Jozef Dunajovec (23 March 1933 – 22 February 2007) was a Slovak journalist, essayist and non-fiction author.

== Biography ==
Dunajovec, born in 1933, graduated from the "High Agriculture School and Economic University" in Bratislava. During his studies he joined the editorial team of the daily Smena, and later he worked for Rolnické noviny, Hospodárske noviny, Nové slovo, Mladé rozlety, and Predvoj. He finished his journalist career as a Managing Editor of
Krásy Slovenska.

== Works ==
Besides a range of editorials, articles, essays and reportages, he wrote
eighteen books.
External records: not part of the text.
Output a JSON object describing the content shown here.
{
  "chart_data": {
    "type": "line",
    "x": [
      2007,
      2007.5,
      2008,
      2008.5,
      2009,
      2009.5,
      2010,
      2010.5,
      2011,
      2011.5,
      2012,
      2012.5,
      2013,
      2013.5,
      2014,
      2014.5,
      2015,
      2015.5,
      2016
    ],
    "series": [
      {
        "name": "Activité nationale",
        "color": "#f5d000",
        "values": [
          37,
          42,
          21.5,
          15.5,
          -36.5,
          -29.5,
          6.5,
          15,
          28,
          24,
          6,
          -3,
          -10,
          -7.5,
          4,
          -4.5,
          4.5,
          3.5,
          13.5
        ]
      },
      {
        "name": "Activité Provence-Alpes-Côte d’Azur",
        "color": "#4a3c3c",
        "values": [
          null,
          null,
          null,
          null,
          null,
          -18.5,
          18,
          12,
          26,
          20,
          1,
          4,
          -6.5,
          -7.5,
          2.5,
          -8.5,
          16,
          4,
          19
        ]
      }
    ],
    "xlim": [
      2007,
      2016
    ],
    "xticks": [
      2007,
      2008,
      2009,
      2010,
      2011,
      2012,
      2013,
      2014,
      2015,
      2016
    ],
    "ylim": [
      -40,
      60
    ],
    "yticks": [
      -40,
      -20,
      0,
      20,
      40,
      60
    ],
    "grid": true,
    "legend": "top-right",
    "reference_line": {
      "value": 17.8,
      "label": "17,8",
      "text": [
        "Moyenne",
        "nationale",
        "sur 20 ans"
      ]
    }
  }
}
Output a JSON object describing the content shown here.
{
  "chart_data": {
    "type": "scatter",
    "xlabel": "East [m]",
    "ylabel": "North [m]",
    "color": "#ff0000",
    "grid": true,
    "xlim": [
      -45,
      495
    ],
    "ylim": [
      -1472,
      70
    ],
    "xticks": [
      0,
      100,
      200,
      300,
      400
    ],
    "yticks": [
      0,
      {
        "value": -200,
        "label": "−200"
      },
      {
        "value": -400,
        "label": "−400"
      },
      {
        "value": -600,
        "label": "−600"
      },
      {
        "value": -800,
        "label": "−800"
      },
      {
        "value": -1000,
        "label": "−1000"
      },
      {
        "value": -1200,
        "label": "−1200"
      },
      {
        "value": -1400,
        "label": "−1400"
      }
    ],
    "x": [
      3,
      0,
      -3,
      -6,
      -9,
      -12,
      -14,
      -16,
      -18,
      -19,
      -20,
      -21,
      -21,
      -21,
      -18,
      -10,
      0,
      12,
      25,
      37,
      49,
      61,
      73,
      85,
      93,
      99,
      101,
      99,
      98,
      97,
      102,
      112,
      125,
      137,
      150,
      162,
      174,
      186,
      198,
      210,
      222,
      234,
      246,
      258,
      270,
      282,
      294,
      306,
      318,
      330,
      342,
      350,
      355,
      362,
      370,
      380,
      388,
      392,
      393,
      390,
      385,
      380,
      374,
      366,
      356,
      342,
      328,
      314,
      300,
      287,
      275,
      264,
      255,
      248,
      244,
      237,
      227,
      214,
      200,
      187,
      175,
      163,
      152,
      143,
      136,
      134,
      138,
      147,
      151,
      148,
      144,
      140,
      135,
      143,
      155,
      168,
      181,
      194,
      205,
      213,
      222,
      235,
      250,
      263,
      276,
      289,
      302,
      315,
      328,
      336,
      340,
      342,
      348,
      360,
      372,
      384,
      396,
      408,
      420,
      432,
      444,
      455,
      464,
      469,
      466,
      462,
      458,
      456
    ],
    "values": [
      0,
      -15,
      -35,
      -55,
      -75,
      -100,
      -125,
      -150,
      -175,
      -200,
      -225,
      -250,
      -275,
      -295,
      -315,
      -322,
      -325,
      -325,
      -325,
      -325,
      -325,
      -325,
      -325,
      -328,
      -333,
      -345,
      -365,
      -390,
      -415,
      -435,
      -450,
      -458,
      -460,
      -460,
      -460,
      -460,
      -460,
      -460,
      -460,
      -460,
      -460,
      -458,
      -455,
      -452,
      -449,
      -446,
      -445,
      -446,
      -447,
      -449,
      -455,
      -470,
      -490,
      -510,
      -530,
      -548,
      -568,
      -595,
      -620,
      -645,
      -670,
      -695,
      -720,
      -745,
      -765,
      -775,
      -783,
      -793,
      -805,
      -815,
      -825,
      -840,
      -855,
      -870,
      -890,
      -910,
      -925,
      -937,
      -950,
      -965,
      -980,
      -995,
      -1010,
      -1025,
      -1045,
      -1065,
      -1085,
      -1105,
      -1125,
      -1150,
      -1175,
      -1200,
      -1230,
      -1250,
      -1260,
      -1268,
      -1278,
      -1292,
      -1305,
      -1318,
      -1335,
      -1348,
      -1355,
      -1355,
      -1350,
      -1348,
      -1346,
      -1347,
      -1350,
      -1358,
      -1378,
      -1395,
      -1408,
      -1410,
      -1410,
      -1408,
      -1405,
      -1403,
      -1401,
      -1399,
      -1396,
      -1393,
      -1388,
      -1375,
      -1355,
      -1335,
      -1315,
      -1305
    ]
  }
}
His most well-known works are:
- 1966 - The Exhorting Backwaters (Mŕtve ramená volajú)
- 1974 - The Human Footmarks (Po ľuďoch stopy), Through The Back Roads (Poľnými cestami)
- 1976 - The River People (Riečni ľudia) in Hungarian Ember és folyó (1977)
- 1980 - The Bread (Chlieb)
- 1995 - A Dramatic Event on the 1801st Kilometer (Dráma na kilometri 1801), A Planner's Odyssey (Projektantova odysea)

He was a co-author of the books
- 1974 - Motherland's Chronicle (Kronika rodnej zeme)
- 1975 - Homeland in Pictures (Rodná zem v obrazoch)
- 1986 - Mirrors of the Slovak Rivers (V zrkadlách slovenských riek)

==Death==
He died on February 22, 2007, aged 73.